Untuk menjawab kedua pertanyaan itu, Wijaya mencoba berjalan dan melihat sekeliling, mencari jejak yang ditinggalkan oleh si macan besar, namun meskipun sudah memeriksa dengan teliti di sekitar dia terbaring, tidak ada satu pun jejak kaki dan tanda-tanda keberadaan macan itu. Di tengah rasa penasaran itu, suara burung berkicau kencang, Wijaya lalu melihat ke arah sumber suara, terlihat seekor burung cantik dengan bulu berwarna kuning berkicau menatap Wijaya.
"Apa kamu tahu sesuatu tentang macan besar itu? Burung, kamu ingin memberitahu sesuatu ya?" tanya Wijaya disertai tawa kecil seolah pertanyaan itu hanya untuk menghibur dirinya sendiri. Sekarang, rasa lapar mulai terasa menyiksa, tubuhnya seolah memberi tanda jika Wijaya harus segera mengembalikan energinya dengan memakan sesuatu, Wijaya melihat sekeliling berharap bisa menemukan buah-buahan.
"Aku harus menemukan sesuatu untuk dimakan,'' ucap Wijaya Kusuma melangkah menjauh dari burung kuning tadi. Setelah berjalan agak jauh, matanya melihat sebuah tanaman buah beri, tangan kekarnya yang lemah memetik beberapa buah beri. Dia lalu duduk dan memakan beri itu.
"Ini cuku manis, setidaknya bisa mengganjal perut, Ah, andai saja ada pisang,'' saat Wijaya Kusuma berharap bisa memakan pisang, tiba-tiba, dari arah atas, jatuh sebuah pisang menimpa kepalanya.
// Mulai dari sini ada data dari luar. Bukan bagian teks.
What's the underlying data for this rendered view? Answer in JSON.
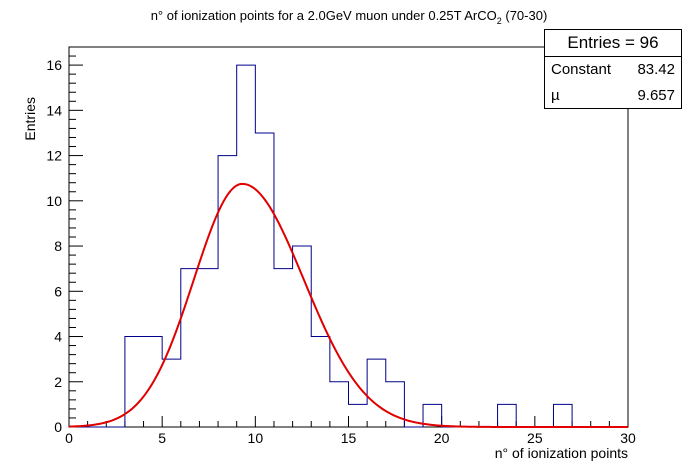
{
  "chart_data": {
    "type": "histogram",
    "title_main": "n° of ionization points for a 2.0GeV muon under 0.25T ArCO",
    "title_sub": "2",
    "title_tail": " (70-30)",
    "xlabel": "n° of ionization points",
    "ylabel": "Entries",
    "xlim": [
      0,
      30
    ],
    "ylim": [
      0,
      16.8
    ],
    "xticks": [
      0,
      5,
      10,
      15,
      20,
      25,
      30
    ],
    "yticks": [
      0,
      2,
      4,
      6,
      8,
      10,
      12,
      14,
      16
    ],
    "bin_width": 1,
    "bins": [
      {
        "x": 0,
        "value": 0
      },
      {
        "x": 1,
        "value": 0
      },
      {
        "x": 2,
        "value": 0
      },
      {
        "x": 3,
        "value": 4
      },
      {
        "x": 4,
        "value": 4
      },
      {
        "x": 5,
        "value": 3
      },
      {
        "x": 6,
        "value": 7
      },
      {
        "x": 7,
        "value": 7
      },
      {
        "x": 8,
        "value": 12
      },
      {
        "x": 9,
        "value": 16
      },
      {
        "x": 10,
        "value": 13
      },
      {
        "x": 11,
        "value": 7
      },
      {
        "x": 12,
        "value": 8
      },
      {
        "x": 13,
        "value": 4
      },
      {
        "x": 14,
        "value": 2
      },
      {
        "x": 15,
        "value": 1
      },
      {
        "x": 16,
        "value": 3
      },
      {
        "x": 17,
        "value": 2
      },
      {
        "x": 18,
        "value": 0
      },
      {
        "x": 19,
        "value": 1
      },
      {
        "x": 20,
        "value": 0
      },
      {
        "x": 21,
        "value": 0
      },
      {
        "x": 22,
        "value": 0
      },
      {
        "x": 23,
        "value": 1
      },
      {
        "x": 24,
        "value": 0
      },
      {
        "x": 25,
        "value": 0
      },
      {
        "x": 26,
        "value": 1
      },
      {
        "x": 27,
        "value": 0
      },
      {
        "x": 28,
        "value": 0
      },
      {
        "x": 29,
        "value": 0
      }
    ],
    "fit": {
      "type": "landau-like",
      "peak_x": 9.3,
      "peak_y": 10.75,
      "sigma_left": 2.6,
      "sigma_right": 3.3
    },
    "histogram_color": "#00008b",
    "fit_color": "#e00000",
    "stats": {
      "entries_label": "Entries = 96",
      "constant_label": "Constant",
      "constant_value": "83.42",
      "mu_label": "µ",
      "mu_value": "9.657"
    }
  }
}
Wijaya kaget melihat penampakan pisang dengan kulit berwarna kuning dan bercak kecoklatan. Wijaya meraih pisang itu dan melihat ke arah atas, "dari mana datangnya pisang ini?" tanyanya heran.
Wijaya melihat pisang di tanganya, perutnya kembali keroncongan, namun dia sedikit takut untuk memakan buah pisang itu, dia takut buah pisang itu datang dari alam gaib dan malah membawa masalah baru. Apalagi jika benar datang lagi dedemit, dia bingung harus melawannya dengan cara apa, tubuhnya masih lemah, apalagi si macan besar juga menghilang.
Wijaya Kusuma berdiri lalu melempar pisang itu ke tanah, dia mencoba melangkahi buah pisang itu, sesuai kepercayaan adat di desanya, yang mengatakan jika makanan di langkahi terlebih dahulu, maka akan menghilangkan segala bentuk sihir yang ada di dalam makanan tersebut. Setelah mencobanya, Wijaya mengupas kulit pisang dan melahap habis pisang itu.
Saat Wijaya Kusuma memakan pisang itu, terdengar bunyi riuh dari dalam semak-semak, seketika muncul segerombol monyet yang seolah tertawa dan mengejeknya. Wijaya lalu melempar pisang itu dan mengusir para monyet, "Hei anak muda, di mana sopan santunmu, kami sudah memberi pisang tapi kau malah membuangnya!" Wijaya Kusuma menoleh ke belakang, dia kaget melihat seekor monyet dengan mahkota berdiri menatapnya.
"Hei, siapa tadi yang berbicara?" Tanya Wijaya.
"Aku, Raja Monyet Hutan ini,'' jawab si Raja Monyet.